Django 1.8 Migrations. Adding DateTimeField after db creation. Best practices?
I've just had the exact problem. I use Django 1.10. I read Kevin answer and I've tried to put default value when Django asked me to fill it as datetime.now
string.
And I was surprised because, for those fields, Django automatically ask you if you want to use datetime.now
as default:
$ ./manage.py makemigrations
You are trying to add the field 'date_created' with 'auto_now_add=True' to projectasset without a default; the database needs something to populate existing rows.
1) Provide a one-off default now (will be set on all existing rows)

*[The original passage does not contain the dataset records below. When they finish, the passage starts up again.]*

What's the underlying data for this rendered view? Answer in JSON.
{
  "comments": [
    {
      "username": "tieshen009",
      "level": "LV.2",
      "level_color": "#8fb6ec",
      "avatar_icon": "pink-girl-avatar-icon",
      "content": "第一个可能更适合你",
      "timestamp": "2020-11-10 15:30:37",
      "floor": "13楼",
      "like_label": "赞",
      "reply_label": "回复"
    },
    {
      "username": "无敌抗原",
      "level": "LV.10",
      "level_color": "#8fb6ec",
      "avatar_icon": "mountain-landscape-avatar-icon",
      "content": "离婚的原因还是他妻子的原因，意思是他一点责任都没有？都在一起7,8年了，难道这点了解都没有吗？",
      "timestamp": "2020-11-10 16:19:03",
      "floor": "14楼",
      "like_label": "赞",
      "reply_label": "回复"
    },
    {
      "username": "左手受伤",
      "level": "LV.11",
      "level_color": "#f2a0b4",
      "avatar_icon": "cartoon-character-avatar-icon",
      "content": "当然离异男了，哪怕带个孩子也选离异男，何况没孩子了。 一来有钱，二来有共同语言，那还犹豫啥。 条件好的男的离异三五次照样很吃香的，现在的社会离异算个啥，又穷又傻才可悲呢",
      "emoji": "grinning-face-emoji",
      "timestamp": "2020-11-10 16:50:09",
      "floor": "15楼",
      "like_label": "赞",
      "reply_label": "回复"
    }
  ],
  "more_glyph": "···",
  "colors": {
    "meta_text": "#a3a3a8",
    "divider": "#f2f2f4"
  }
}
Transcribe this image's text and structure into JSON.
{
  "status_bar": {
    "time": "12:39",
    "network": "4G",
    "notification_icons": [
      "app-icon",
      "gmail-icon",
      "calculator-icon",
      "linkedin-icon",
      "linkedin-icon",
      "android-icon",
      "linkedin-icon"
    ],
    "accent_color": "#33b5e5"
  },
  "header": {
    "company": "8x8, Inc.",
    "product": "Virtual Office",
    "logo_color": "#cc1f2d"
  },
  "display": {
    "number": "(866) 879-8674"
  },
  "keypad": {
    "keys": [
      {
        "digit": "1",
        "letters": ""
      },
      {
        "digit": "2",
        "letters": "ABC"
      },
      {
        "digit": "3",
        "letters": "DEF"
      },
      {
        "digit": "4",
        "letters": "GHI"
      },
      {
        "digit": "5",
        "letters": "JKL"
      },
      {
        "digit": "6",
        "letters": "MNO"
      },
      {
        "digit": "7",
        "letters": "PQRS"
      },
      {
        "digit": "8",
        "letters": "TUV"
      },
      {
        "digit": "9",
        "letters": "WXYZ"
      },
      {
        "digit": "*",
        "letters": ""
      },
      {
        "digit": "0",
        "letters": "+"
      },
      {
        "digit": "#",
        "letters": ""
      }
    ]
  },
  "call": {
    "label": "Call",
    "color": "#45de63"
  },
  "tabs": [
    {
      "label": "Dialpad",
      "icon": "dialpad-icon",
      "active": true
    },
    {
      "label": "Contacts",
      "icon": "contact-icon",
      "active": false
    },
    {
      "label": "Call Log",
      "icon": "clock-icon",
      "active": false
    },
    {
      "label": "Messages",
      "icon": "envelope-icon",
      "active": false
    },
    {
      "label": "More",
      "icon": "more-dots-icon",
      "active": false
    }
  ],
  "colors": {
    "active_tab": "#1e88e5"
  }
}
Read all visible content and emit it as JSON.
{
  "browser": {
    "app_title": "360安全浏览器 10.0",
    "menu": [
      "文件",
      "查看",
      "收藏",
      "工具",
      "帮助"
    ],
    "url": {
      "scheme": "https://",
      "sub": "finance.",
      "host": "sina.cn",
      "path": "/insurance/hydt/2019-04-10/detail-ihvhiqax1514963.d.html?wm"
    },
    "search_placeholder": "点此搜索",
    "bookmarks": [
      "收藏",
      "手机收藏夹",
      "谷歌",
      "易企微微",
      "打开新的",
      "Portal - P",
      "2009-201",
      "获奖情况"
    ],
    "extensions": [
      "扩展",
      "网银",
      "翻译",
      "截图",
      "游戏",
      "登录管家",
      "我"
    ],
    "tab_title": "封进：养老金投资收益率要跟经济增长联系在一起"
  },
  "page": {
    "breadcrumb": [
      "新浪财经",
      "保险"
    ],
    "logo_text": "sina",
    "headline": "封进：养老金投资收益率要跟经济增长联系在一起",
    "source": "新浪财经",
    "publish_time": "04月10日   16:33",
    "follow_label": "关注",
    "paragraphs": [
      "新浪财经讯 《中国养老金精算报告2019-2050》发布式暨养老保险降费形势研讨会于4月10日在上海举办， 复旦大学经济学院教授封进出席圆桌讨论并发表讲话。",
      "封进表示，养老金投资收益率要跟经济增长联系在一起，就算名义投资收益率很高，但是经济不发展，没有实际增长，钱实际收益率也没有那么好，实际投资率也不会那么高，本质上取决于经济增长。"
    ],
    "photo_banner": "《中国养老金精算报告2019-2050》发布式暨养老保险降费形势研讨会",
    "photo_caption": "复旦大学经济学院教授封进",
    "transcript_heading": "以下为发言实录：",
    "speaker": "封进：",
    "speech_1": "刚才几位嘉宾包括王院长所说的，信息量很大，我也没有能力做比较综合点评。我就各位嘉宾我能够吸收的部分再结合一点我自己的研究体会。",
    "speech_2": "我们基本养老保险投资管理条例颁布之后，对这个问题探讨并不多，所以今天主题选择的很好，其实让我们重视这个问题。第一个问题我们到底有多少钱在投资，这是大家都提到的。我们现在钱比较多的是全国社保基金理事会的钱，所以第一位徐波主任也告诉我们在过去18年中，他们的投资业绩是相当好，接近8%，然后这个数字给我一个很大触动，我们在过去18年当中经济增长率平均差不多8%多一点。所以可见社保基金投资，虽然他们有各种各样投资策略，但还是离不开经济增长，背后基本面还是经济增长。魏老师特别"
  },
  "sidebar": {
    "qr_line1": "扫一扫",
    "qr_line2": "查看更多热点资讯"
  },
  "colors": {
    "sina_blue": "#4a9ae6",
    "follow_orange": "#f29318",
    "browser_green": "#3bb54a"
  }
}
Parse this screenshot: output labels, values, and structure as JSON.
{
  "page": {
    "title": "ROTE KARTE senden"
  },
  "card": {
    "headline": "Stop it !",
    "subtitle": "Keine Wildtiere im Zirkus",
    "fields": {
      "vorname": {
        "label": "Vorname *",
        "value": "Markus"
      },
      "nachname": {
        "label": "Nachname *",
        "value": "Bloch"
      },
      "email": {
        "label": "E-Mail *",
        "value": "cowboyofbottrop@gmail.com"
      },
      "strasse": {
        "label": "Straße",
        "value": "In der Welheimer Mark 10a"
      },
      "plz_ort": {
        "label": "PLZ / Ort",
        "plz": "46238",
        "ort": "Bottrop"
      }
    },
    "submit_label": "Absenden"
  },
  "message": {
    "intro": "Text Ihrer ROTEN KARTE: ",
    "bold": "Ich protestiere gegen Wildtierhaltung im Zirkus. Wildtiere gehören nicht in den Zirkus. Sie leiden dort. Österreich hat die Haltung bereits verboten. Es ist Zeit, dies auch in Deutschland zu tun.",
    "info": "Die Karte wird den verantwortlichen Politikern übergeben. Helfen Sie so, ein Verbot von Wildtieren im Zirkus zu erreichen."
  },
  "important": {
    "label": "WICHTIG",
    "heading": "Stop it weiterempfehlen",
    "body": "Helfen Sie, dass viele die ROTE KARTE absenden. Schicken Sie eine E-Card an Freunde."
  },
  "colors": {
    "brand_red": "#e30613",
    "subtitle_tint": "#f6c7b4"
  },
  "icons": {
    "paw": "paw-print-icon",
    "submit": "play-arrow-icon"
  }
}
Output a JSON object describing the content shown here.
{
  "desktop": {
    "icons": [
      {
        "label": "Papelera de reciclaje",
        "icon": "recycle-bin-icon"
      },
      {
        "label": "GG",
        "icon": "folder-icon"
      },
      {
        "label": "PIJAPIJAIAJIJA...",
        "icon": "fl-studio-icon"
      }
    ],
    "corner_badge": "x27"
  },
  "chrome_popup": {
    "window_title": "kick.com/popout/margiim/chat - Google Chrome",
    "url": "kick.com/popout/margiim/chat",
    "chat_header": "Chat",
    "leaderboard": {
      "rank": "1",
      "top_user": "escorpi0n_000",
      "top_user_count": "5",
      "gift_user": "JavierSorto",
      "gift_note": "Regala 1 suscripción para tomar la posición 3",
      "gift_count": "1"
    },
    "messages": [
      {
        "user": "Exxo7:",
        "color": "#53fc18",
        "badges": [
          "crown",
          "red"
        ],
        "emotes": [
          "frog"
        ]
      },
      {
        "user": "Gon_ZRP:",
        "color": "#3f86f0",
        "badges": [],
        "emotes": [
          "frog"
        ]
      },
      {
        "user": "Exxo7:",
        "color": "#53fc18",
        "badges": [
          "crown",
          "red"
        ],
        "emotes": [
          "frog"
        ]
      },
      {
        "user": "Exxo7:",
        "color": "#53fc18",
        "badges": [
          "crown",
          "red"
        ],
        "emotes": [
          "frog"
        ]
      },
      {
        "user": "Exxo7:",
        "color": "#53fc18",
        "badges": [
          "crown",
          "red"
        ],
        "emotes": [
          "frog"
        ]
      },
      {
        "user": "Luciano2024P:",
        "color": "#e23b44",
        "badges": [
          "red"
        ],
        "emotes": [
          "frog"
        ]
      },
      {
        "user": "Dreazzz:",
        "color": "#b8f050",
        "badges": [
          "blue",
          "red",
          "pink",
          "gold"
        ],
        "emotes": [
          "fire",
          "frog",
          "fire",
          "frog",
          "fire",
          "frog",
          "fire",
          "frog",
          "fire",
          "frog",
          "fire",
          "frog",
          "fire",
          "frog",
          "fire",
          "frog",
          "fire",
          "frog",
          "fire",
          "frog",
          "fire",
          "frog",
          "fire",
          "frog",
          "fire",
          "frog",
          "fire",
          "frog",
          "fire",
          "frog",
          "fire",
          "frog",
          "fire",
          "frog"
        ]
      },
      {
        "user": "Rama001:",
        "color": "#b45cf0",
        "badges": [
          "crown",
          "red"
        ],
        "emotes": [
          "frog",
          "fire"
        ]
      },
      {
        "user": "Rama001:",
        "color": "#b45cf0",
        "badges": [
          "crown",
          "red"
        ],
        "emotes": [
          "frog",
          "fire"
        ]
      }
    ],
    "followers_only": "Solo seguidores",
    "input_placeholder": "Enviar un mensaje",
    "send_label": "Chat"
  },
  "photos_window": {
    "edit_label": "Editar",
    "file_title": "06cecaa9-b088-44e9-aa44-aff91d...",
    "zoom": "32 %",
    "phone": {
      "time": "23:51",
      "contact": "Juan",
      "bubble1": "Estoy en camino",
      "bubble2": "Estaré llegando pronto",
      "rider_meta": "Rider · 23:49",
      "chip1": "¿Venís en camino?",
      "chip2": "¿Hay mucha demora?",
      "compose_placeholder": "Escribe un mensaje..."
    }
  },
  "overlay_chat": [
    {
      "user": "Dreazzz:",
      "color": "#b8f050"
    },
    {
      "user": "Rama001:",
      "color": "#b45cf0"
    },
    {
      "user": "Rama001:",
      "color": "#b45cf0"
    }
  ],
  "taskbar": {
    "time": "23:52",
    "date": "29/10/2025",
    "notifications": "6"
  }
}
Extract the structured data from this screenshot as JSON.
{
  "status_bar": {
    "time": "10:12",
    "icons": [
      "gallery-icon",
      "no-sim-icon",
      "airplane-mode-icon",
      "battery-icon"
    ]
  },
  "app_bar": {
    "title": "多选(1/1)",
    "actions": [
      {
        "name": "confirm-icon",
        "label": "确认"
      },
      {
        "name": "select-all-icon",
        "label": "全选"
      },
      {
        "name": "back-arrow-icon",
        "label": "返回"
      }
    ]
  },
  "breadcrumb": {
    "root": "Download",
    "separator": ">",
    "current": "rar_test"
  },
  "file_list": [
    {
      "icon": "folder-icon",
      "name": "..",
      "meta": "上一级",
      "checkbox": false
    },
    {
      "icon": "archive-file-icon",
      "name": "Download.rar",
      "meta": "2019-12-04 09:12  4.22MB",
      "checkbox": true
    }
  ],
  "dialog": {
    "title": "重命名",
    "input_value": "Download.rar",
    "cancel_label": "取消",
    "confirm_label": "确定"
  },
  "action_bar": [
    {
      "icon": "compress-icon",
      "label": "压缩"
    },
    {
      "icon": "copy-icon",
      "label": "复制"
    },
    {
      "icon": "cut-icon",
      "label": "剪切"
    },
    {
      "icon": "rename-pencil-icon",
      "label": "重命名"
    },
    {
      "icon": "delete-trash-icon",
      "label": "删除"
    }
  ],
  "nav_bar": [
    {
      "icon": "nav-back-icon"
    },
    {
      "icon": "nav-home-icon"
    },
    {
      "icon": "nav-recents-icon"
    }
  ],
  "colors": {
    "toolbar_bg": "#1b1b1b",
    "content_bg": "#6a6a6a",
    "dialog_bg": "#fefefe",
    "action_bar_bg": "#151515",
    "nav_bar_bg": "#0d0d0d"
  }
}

2) Quit, and let me add a default in models.py
Select an option: 1
Please enter the default value now, as valid Python
You can accept the default 'timezone.now' by pressing 'Enter' or you can provide another value.
The datetime and django.utils.timezone modules are available, so you can do e.g. timezone.now
Type 'exit' to exit this prompt
[default: timezone.now] >>>
So, I just confirm that and everything seems to be working fine!
I think the best practice here would have been to make the fields nullable. What your created
field means at the moment is: "The time when the instance was created, or the arbitrary time when I ran the migration." The standard way to represent the lack of a value is NULL
, rather than an arbitrary value.
That said, if you do want to use some arbitrary value you just need to tell Django what it is. Usually makemigrations
gives you the option to indicate a one-off value to use for existing rows - did that not happen?
A more laborious method would be to declare the field nullable, then create a data migration to fill in your desired value, and then make it non-nullable. What you did is basically a simplified version of that. I don't see it creating any problems moving forward other than the issue of created
not really being the time the instance was created.